Palm oil has jumped 55 percent from this year’s low on July 7 as heavy rains caused by the La Nina weather event reduced yields in Indonesia and Malaysia, which produce about 90 percent of the world’s supply. La Nina has also caused a drought that curbed South American planting of soybeans, helping drive soybean oil prices to a 27-month high last month.

Higher palm oil and soybean oil prices will cause “biodiesel users to defer purchases till mid-2011 and bring demand in line with supply,” Fry said.

“A crude price of $115 would be needed to justify a crude palm oil price of 3,400 ringgit,” Fry said. Crude oil in New York for January delivery closed at $88 a barrel yesterday. A premium of $700 a ton for biofuel over diesel in the European Union may slash biodiesel sales by 3 million tons, Fry said.

“Barring a catastrophe on the supply side, we will soon see again that the cure for high prices is high prices,” Fry said.

Backwardation Risk

A backwardation in palm oil prices, when near-term contracts are more expensive than those for future delivery, “encourages buyers to defer palm oil imports,” Fry said.
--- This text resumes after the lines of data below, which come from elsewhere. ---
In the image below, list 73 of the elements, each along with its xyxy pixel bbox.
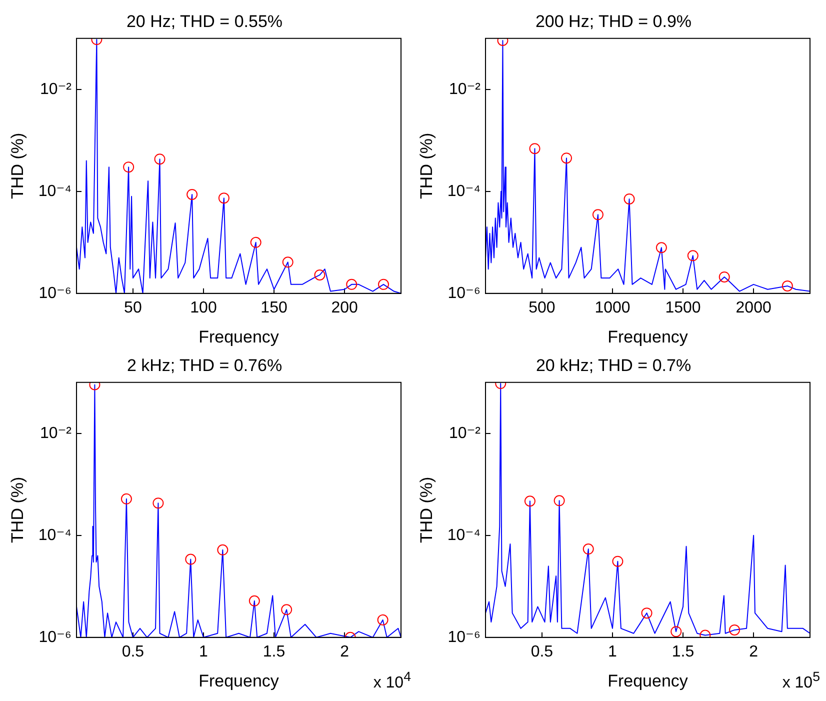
point xyxy=(185,554,196,565)
point xyxy=(718,271,730,282)
point xyxy=(186,188,198,200)
x-axis-title: Frequency xyxy=(198,327,280,346)
point xyxy=(641,608,652,619)
y-tick-label: 10⁻² xyxy=(40,424,72,442)
x-tick-label: 0.5 xyxy=(122,643,144,660)
x-tick-label: 2 xyxy=(340,643,350,660)
point xyxy=(281,604,292,616)
x-axis-title: Frequency xyxy=(608,671,688,690)
point xyxy=(346,278,358,290)
x-tick-label: 200 xyxy=(331,299,358,316)
x-tick-label: 1500 xyxy=(665,299,701,316)
x-tick-label: 2000 xyxy=(736,299,772,316)
y-tick-label: 10⁻⁶ xyxy=(448,628,481,646)
text: x 10$^{4}$ xyxy=(373,668,411,692)
x-tick-label: 0.5 xyxy=(530,643,554,660)
y-axis-title: THD (%) xyxy=(416,132,436,199)
x-tick-label: 1000 xyxy=(594,299,630,316)
y-tick-label: 10⁻⁴ xyxy=(38,526,72,544)
x-axis-title: Frequency xyxy=(608,327,688,346)
text: x 10$^{5}$ xyxy=(782,668,820,692)
y-tick-label: 10⁻² xyxy=(40,80,72,98)
y-tick-label: 10⁻⁴ xyxy=(447,182,481,200)
chart-title: 200 Hz; THD = 0.9% xyxy=(535,12,692,31)
point xyxy=(282,256,294,268)
y-tick-label: 10⁻⁶ xyxy=(38,628,72,646)
x-axis-title: Frequency xyxy=(198,671,280,690)
x-tick-label: 100 xyxy=(190,299,217,316)
point xyxy=(152,498,164,509)
chart-title: 20 kHz; THD = 0.7% xyxy=(536,356,692,375)
point xyxy=(560,152,572,164)
point xyxy=(250,236,262,248)
y-axis-title: THD (%) xyxy=(8,132,27,199)
point xyxy=(123,162,134,173)
x-tick-label: 2 xyxy=(749,643,758,660)
x-tick-label: 1.5 xyxy=(672,643,694,660)
y-tick-label: 10⁻⁶ xyxy=(38,284,72,302)
point xyxy=(154,154,166,165)
x-tick-label: 50 xyxy=(124,299,142,316)
point xyxy=(582,544,594,555)
chart-title: 20 Hz; THD = 0.55% xyxy=(126,12,283,31)
x-tick-label: 1.5 xyxy=(262,643,286,660)
point xyxy=(378,278,390,290)
x-tick-label: 1 xyxy=(199,643,208,660)
y-axis-title: THD (%) xyxy=(416,476,436,543)
x-tick-label: 500 xyxy=(528,299,556,316)
point xyxy=(524,496,536,507)
y-tick-label: 10⁻² xyxy=(448,80,482,98)
point xyxy=(529,143,540,154)
y-tick-label: 10⁻⁴ xyxy=(447,526,481,544)
chart-title: 2 kHz; THD = 0.76% xyxy=(126,356,282,375)
y-tick-label: 10⁻⁴ xyxy=(38,182,72,200)
y-axis-title: THD (%) xyxy=(8,476,27,543)
point xyxy=(554,495,565,506)
point xyxy=(670,626,682,638)
x-tick-label: 1 xyxy=(608,643,618,660)
point xyxy=(624,193,635,204)
y-tick-label: 10⁻² xyxy=(448,424,482,442)
point xyxy=(687,250,698,262)
point xyxy=(612,556,624,567)
point xyxy=(217,544,228,556)
point xyxy=(218,192,230,204)
point xyxy=(248,595,260,606)
y-tick-label: 10⁻⁶ xyxy=(448,284,481,302)
point xyxy=(377,614,388,626)
point xyxy=(314,269,326,280)
point xyxy=(729,624,740,636)
point xyxy=(120,493,132,504)
point xyxy=(656,242,667,254)
point xyxy=(592,209,604,220)
point xyxy=(782,280,793,292)
x-tick-label: 150 xyxy=(260,299,288,316)
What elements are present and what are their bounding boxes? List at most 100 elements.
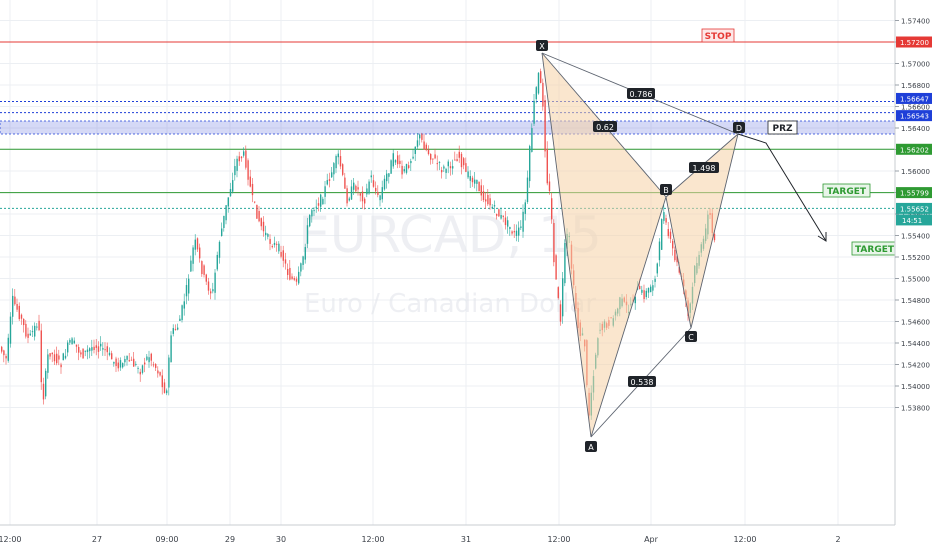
candle-body <box>533 100 535 124</box>
candle-body <box>639 285 641 290</box>
time-tick-label: 09:00 <box>155 535 178 544</box>
candle-body <box>247 160 249 180</box>
candle-body <box>370 175 372 178</box>
candle-body <box>249 176 251 187</box>
candle-body <box>551 198 553 220</box>
candle-body <box>155 364 157 368</box>
candle-body <box>84 350 86 352</box>
time-tick-label: 31 <box>461 535 471 544</box>
point-label-b: B <box>663 186 669 195</box>
candle-body <box>289 267 291 280</box>
point-label-x: X <box>539 42 545 51</box>
ratio-label-062: 0.62 <box>596 123 614 132</box>
candle-body <box>326 180 328 185</box>
arrow-head <box>817 232 827 242</box>
price-tag-current <box>896 202 932 214</box>
candle-body <box>557 287 559 298</box>
candle-body <box>458 151 460 158</box>
candle-body <box>254 201 256 203</box>
candle-body <box>97 346 100 352</box>
time-tick-label: 30 <box>276 535 286 544</box>
candle-body <box>401 165 403 175</box>
candle-body <box>150 353 152 361</box>
candle-body <box>656 263 658 274</box>
candle-body <box>144 362 146 365</box>
candle-body <box>82 348 84 359</box>
candle-body <box>430 153 432 160</box>
time-tick-label: 12:00 <box>733 535 756 544</box>
point-label-a: A <box>588 443 594 452</box>
candle-body <box>170 335 172 363</box>
prz-zone <box>0 120 896 135</box>
price-tag-prz-bottom <box>896 110 932 122</box>
candle-body <box>216 254 218 270</box>
stop-label-box <box>701 28 735 43</box>
candle-body <box>520 226 522 228</box>
candle-body <box>267 234 269 237</box>
candle-body <box>337 153 339 158</box>
ratio-label-0538: 0.538 <box>631 378 654 387</box>
candle-body <box>7 337 9 361</box>
candle-body <box>56 353 58 364</box>
price-tag-target2 <box>896 187 932 199</box>
candle-body <box>185 285 188 297</box>
point-label-c: C <box>688 333 694 342</box>
candle-body <box>713 233 716 241</box>
candle-body <box>38 320 40 331</box>
candle-body <box>379 195 381 201</box>
candle-body <box>201 261 203 275</box>
candle-body <box>372 180 375 187</box>
candle-body <box>641 289 643 293</box>
candle-body <box>69 340 71 343</box>
candle-body <box>359 193 361 196</box>
candle-body <box>676 256 678 263</box>
countdown-tag <box>896 214 932 226</box>
time-tick-label: 2 <box>835 535 840 544</box>
candle-body <box>179 318 181 322</box>
candle-body <box>388 173 390 177</box>
candle-body <box>240 156 243 159</box>
candle-body <box>245 150 247 168</box>
candle-body <box>564 243 566 284</box>
candle-body <box>480 185 482 196</box>
price-tick-label: 1.55200 <box>901 254 930 262</box>
candle-body <box>9 316 12 344</box>
candle-body <box>562 278 564 317</box>
candle-body <box>438 161 441 163</box>
ratio-label-1498: 1.498 <box>693 164 716 173</box>
candle-body <box>522 211 524 232</box>
candle-body <box>183 301 185 309</box>
candle-body <box>643 290 645 300</box>
candle-body <box>207 281 210 291</box>
price-tick-label: 1.57400 <box>901 18 930 26</box>
price-tick-label: 1.54200 <box>901 362 930 370</box>
candle-body <box>174 328 177 330</box>
ratio-badge-0786 <box>627 88 655 99</box>
candle-body <box>227 197 229 207</box>
candle-body <box>238 156 240 162</box>
point-badge-a <box>585 441 597 452</box>
time-tick-label: 27 <box>92 535 102 544</box>
candle-body <box>291 276 293 279</box>
candle-body <box>108 352 111 356</box>
candle-body <box>287 268 289 275</box>
candle-body <box>531 128 533 152</box>
candle-body <box>311 210 313 217</box>
candle-body <box>555 255 557 280</box>
candle-body <box>425 144 427 151</box>
price-tag-label-target2: 1.55799 <box>900 190 929 198</box>
candle-body <box>353 182 355 190</box>
candle-body <box>236 158 238 171</box>
candle-body <box>306 225 309 244</box>
candle-body <box>542 82 544 107</box>
countdown-label: 14:51 <box>902 217 922 225</box>
candle-body <box>482 191 485 201</box>
candle-body <box>331 172 333 178</box>
candle-body <box>320 194 322 207</box>
candle-body <box>14 296 16 305</box>
arrow-path <box>737 133 827 242</box>
candle-body <box>91 347 93 351</box>
candle-body <box>634 296 636 304</box>
candle-body <box>137 367 139 369</box>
Malaysia’s palm oil exports dropped 0.6 percent from the previous month to 1.46 million tons in October, according to data from the country’s Palm Oil Board.

Rising spot prices may erase the premium of soybean oil over palm oil and making the tropical commodity more expensive, Fry said. This will force “importers to turn more to soy oil imports,” creating a backwardation in soybean oil, he said. The soybean oil premium was at $48.63 a ton at 2:17 p.m. in Singapore.

Production Rally

Indonesia’s palm oil output may grow by about 1.8 million tons to 22.8 million tons next year, Derom Bangun, vice chairman of the Indonesian Palm Oil Board, said in an interview today.

Malaysian production may climb 3.4 percent to 18.4 million tons next year as yields improve from maturing trees, the Ministry of Finance said Oct. 15.

Palm oil may extend the current rally to 2,600 ringgit before January on expectations that global demand will exceed supply, Godrej International Ltd. Director Dorab Mistry said earlier at the same conference.

“The period of greatest tightness will be between February and May 2011 and we need prices to rise now in order to rein in demand and to stimulate plantings,” Mistry, who correctly predicted in March that prices would exceed 3,000 ringgit ($953) a ton after June, said at a conference in Bali today.

On Oct. 20, Fry predicted palm oil would drop to 2,500 ringgit a ton by the end of the year, forecasting stockpiles in Malaysia would be 2.25 million tons. October stockpiles were at 1.79 million tons, according to the Malaysian Palm Oil Board.

Prices will decline this month, before rallying as much as 300 ringgit a ton from January to April, Thomas Mielke, executive director of Oil World, said in Bali today.